My Nan introduced me to French Knitting whilst growing up in her Balham flat in the 60s; she did this for two reasons: one, to stop me playing outside the confines of my block of flats and two, in case they ever reintroduced capital punishment via La Guillotine on Balham High Road, she would have a ringside seat. Because, if you see paintings of any execution during Le Terreur in late 18th Century France, you’ll see depictions, aside from the poor, cake-offering toffs about to have the severest of all haircuts, old crones with no teeth, smoking clay pipes and knitting!
If public executions were to return to the UK, my Nan wanted to be in the thick of it and I would be her vehicle – who is going to stop a ten-year old kid brandishing an old cotton reel, four nails and two-foot of something which wouldn’t even work as a draft-excluded, even for The Borrowers, moving, with his Nan, to the front?

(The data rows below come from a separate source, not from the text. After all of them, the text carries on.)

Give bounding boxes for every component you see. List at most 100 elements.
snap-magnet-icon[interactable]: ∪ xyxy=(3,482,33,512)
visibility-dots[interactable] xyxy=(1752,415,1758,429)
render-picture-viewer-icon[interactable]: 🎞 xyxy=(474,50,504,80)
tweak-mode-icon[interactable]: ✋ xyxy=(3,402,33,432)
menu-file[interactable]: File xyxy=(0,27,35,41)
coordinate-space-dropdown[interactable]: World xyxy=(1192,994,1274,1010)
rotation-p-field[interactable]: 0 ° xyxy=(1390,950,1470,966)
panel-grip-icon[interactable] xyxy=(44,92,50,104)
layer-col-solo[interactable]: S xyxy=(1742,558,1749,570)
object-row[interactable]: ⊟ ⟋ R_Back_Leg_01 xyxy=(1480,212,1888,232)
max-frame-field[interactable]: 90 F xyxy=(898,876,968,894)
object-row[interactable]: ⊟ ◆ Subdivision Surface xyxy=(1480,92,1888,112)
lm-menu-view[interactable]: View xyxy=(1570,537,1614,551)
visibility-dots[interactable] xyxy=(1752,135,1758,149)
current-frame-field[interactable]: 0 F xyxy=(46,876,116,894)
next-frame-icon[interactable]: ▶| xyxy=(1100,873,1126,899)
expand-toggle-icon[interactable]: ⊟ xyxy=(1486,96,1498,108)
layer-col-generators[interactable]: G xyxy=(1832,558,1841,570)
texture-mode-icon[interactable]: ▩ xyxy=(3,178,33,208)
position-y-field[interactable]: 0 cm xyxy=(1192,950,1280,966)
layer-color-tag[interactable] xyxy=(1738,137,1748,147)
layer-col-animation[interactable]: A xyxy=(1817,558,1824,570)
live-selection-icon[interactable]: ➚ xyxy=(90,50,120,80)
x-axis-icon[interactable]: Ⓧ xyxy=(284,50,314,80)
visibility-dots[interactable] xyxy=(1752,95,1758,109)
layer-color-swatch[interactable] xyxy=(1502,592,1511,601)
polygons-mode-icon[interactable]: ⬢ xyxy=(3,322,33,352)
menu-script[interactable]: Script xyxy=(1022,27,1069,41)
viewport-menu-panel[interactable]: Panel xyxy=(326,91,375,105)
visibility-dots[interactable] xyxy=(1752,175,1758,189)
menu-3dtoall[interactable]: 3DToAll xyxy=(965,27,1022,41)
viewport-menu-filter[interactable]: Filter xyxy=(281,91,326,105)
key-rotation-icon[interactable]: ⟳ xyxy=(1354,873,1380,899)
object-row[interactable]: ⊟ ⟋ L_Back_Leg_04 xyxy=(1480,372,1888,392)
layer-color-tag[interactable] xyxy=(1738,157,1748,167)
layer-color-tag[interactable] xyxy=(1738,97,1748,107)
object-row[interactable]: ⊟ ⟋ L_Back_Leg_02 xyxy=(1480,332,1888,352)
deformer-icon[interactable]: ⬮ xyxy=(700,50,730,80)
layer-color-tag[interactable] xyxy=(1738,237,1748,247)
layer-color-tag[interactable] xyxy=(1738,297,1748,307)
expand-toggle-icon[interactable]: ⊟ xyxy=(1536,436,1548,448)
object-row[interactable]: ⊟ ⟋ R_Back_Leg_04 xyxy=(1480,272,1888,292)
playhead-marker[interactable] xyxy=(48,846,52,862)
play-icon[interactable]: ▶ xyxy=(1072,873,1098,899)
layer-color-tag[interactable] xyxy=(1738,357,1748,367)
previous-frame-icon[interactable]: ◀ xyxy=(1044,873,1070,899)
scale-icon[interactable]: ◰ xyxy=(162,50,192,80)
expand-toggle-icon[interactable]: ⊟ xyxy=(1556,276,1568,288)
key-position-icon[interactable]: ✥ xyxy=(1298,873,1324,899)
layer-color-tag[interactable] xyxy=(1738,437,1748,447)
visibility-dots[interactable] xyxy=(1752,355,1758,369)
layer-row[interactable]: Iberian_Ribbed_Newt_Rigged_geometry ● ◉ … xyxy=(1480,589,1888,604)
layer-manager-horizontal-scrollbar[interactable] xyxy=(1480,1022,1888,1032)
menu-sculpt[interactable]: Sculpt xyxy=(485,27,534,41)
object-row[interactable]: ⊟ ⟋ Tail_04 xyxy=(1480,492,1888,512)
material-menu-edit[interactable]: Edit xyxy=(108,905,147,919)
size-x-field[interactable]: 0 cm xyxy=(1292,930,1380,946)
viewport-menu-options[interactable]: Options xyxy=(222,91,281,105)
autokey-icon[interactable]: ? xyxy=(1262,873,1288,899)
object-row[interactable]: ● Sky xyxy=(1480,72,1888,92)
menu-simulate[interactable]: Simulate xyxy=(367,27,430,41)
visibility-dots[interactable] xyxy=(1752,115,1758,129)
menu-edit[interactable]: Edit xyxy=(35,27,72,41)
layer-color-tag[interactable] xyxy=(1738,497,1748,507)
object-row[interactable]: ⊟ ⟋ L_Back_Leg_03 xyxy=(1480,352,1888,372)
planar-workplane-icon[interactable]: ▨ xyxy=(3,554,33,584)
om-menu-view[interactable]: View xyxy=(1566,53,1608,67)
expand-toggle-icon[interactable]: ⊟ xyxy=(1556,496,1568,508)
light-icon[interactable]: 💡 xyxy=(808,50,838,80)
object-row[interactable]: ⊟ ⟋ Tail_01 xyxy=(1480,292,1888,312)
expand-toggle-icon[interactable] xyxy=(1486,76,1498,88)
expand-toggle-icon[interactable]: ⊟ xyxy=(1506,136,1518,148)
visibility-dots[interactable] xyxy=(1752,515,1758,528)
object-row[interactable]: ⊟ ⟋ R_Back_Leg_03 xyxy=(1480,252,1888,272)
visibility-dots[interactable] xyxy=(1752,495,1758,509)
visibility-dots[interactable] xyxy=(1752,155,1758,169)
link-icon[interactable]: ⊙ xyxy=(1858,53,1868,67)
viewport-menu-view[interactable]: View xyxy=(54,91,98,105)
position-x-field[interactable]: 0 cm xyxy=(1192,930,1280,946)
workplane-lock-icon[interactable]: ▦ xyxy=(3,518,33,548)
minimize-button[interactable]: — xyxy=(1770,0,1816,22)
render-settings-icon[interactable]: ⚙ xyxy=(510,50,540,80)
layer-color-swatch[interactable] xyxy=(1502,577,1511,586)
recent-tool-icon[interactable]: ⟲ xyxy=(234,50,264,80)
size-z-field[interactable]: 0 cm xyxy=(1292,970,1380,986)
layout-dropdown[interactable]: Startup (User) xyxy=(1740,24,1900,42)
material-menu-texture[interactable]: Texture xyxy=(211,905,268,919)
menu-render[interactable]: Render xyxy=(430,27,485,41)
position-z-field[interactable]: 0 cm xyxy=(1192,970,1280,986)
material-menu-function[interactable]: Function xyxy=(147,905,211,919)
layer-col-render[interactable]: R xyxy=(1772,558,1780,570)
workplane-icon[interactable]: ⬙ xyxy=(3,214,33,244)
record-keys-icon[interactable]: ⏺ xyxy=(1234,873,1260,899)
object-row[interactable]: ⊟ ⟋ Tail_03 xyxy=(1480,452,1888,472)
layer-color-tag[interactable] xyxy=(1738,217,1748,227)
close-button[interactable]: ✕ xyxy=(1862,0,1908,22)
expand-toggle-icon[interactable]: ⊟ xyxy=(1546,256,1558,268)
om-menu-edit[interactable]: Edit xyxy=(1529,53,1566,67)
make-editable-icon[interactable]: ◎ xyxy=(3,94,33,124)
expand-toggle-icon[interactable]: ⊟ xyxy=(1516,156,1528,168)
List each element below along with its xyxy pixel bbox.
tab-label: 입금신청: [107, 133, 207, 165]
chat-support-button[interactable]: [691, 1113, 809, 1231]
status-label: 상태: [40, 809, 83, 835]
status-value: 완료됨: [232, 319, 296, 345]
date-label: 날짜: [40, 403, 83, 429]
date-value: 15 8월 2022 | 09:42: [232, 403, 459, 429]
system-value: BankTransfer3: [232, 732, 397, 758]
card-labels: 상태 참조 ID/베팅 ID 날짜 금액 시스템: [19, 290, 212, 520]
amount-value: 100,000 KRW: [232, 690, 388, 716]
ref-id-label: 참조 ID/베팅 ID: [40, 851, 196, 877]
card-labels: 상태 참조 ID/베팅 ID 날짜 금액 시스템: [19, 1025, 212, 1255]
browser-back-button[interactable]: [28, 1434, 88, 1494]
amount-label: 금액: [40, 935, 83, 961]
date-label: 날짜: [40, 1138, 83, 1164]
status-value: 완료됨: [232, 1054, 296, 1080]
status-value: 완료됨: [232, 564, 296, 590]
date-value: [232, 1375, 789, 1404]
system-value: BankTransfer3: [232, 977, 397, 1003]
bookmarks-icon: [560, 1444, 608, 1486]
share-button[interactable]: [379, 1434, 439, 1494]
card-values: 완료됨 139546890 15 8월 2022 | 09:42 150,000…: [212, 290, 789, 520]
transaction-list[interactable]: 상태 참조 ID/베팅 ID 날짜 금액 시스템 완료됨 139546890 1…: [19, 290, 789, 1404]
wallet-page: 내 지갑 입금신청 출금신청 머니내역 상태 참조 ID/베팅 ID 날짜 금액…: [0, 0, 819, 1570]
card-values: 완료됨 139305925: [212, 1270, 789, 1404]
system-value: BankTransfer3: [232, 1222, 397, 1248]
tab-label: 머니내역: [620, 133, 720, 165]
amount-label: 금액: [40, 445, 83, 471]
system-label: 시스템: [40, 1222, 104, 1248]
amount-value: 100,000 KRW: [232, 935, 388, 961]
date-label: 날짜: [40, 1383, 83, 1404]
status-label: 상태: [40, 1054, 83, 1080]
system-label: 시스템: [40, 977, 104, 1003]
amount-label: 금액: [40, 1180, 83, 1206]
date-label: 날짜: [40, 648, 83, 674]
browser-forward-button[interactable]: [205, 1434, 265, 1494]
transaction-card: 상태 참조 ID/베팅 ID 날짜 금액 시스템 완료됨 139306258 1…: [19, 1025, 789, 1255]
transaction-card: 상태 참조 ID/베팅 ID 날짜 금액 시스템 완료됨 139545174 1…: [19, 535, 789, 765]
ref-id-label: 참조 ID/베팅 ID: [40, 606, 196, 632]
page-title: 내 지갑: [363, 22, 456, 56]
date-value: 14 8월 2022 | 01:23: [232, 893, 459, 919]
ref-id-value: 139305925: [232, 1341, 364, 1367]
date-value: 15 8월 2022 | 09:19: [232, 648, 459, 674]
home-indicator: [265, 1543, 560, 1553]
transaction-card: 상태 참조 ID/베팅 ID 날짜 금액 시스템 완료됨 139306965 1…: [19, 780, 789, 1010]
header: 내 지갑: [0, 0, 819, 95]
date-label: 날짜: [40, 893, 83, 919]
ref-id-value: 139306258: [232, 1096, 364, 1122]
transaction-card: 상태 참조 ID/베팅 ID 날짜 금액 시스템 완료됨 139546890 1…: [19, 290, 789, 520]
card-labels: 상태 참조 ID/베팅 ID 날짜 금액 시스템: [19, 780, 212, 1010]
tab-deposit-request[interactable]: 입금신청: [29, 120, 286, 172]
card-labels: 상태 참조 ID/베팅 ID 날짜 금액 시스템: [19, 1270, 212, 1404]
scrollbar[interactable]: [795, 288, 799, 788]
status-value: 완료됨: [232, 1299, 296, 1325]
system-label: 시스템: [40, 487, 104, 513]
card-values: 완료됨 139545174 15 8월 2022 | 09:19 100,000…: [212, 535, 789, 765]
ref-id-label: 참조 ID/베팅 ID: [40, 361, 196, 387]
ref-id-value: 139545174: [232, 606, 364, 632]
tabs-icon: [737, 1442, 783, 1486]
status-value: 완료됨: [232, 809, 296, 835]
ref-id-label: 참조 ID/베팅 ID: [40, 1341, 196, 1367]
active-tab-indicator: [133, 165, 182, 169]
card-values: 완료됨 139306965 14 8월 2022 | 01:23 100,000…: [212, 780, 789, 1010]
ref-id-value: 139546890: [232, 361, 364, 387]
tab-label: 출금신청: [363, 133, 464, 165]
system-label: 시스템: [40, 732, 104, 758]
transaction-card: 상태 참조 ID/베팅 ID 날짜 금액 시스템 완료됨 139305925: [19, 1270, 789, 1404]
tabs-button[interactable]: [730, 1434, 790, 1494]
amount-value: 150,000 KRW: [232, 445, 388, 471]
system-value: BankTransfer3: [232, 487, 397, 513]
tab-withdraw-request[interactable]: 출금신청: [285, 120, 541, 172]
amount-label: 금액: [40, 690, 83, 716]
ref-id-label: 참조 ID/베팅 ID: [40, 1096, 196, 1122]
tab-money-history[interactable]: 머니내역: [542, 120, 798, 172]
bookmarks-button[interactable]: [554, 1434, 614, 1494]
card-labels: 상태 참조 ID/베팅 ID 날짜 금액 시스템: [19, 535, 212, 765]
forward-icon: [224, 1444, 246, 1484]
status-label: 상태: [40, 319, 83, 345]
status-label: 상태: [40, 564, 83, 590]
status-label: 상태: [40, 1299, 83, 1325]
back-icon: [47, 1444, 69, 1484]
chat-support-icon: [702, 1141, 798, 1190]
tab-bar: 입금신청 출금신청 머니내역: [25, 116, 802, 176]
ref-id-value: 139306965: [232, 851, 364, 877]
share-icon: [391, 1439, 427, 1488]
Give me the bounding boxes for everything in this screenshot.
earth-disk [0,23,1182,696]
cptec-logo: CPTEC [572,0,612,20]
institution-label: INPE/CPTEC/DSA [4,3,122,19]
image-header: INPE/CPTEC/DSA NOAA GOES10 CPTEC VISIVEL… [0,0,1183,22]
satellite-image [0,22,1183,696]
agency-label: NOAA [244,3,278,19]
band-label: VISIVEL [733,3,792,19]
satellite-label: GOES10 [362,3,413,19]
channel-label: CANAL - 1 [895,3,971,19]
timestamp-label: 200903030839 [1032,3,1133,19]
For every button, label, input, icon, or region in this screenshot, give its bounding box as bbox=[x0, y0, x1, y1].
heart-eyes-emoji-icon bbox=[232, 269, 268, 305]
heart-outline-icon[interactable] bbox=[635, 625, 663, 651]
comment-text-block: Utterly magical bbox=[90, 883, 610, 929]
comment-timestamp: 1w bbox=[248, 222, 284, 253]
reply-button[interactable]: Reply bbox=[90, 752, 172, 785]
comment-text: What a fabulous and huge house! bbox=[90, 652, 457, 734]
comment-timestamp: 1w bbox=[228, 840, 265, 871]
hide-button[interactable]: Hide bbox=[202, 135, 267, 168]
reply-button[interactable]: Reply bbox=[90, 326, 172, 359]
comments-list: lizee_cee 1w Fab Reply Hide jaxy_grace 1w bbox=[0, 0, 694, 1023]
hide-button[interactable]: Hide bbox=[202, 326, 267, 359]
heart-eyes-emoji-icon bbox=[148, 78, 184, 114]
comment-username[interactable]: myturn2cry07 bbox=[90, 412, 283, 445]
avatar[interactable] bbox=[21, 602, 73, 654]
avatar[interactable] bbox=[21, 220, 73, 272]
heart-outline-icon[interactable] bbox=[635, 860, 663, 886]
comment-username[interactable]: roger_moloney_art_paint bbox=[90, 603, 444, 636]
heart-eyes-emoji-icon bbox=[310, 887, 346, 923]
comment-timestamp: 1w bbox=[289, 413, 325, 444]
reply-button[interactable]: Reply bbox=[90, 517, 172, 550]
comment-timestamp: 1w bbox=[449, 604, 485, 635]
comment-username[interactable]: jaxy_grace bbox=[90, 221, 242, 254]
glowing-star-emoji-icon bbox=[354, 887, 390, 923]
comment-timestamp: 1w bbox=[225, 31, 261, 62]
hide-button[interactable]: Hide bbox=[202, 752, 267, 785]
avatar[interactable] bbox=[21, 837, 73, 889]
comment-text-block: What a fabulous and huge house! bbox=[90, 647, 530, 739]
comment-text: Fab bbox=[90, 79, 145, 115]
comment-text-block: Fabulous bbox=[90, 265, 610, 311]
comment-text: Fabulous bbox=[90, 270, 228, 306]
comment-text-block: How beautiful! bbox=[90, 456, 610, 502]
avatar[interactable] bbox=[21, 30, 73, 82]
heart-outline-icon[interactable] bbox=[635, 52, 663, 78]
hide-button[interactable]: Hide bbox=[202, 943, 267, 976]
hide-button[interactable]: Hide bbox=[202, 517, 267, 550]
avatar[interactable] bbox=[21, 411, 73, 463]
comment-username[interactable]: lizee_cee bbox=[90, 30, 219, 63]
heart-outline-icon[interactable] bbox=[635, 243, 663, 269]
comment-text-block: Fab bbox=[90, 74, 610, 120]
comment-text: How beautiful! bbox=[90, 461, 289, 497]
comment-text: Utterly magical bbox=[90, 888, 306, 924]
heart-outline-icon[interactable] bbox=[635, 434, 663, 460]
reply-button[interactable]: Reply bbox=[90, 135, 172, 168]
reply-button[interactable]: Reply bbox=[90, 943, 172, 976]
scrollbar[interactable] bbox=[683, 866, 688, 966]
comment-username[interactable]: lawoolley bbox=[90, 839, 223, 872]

Being introduced to handicrafts such as French Knitting (I wasn’t allowed a crochet needle as I’d have taken my eye out – apparently) in retrospect was possibly a mistake as, strangely enough, we didn’t have use for things like this at an all-boys school – the ability to create some very long piece of intertwined wool didn’t stand me in good stead on the rugby field! I was expected to conjugate Latin verbs as an eleven-year-old, not provide the entire class with matching hat and scarf! Plus I needed to know the exact dates of Gladstone’s periods as PM – crocheted coasters were never ever needed for that!